The purpose of the drive down dock is to be a temporary place for the public to conveniently load and unload gear from boats. It is meant for all boat owners.

Some board members voiced concern about the tour ships using the drive down dock but Wollen says most of that traffic is required to dock elsewhere because of homeland security.

There would be usage fees charged through commercial annual permits or one time use permits. Wollen estimates utilities for powering the dock and for its trash collection to be about $17,000 dollars a year.

“I can either go out and raise rates to the entire harbor to capture those costs or we could put forth the idea of a use permit,” Wollen says.

Wollen reiterated that the drive down dock policy is a work in progress that is meant to be revised.

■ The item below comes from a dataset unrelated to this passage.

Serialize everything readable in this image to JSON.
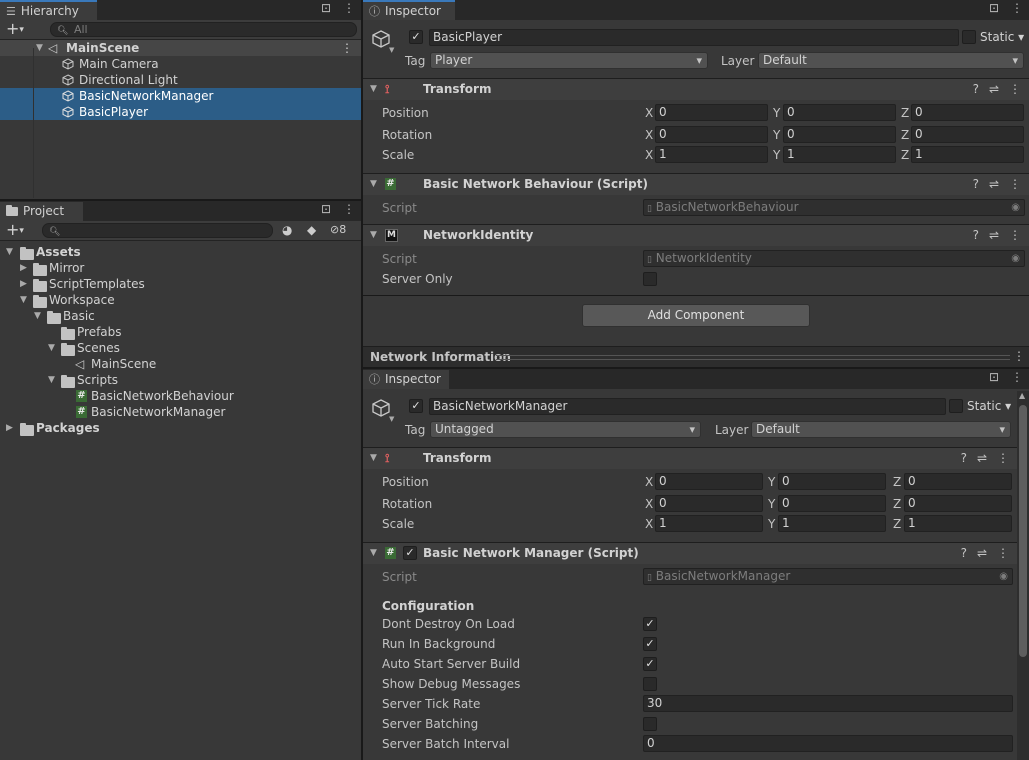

Assembly member, Kurt Wohlhueter, who attended the meeting, agreed.

“This is going to be a moving target,” Wohlhueter says. “You go ahead and in concept and say yeah, this is workable, but there’s going to be, it’s going to need to be tweaked, it’s going to definitely need to be tweaked and it’s going to be, because there are smarter people out there than me that are going to try to find the loop holes.”

Some of those proposed rules include a four hour time limit on the drive down dock. Overnight moorage is not allowed unless the owner contacts the harbor office for unforeseen circumstances. No overnight parking of vehicles is allowed either.

Using the drive down for vessel repair would be by reservation. There are two 60 foot areas that have power that would be designated for that and charges would apply. The board talked a lot about what that fee should be.

A flat $50 dollars was proposed but some thought that would encourage vessel owners to leave their boats.

Wohlhueter proposed $50 dollars in addition to the harbor’s transient moorage rate to encourage boat owners to stay on task.

“So that you don’t just park your boat there and sit and go, “Oh, my gosh, I’m paying $50 bucks, I’m out of here,”Wohlhueter says. “You know what I mean? So they leave, but they stay there and try to get that job done.”

The board discussed charging a dollar a foot per day for long term work reservations saying it would keep it simple.

One dollar a foot would be more than the transient rate which board members hoped would encourage vessel owners to use the dock stalls for longer projects instead.

The board decided to adopt the drive down dock draft as a guideline stating that they could change it as needed.

The dock is costing $7.8 million to build paid for by $10.8 million in state grant money.

The drive down dock proposals will be sent on to borough assembly to consider.

In other harbor business, the department is ordering 25 ladders to install throughout the harbors in high traffic areas for safety to help someone who’s fallen off a float to climb back up. They cost about three hundred dollars a piece, according to Wollen.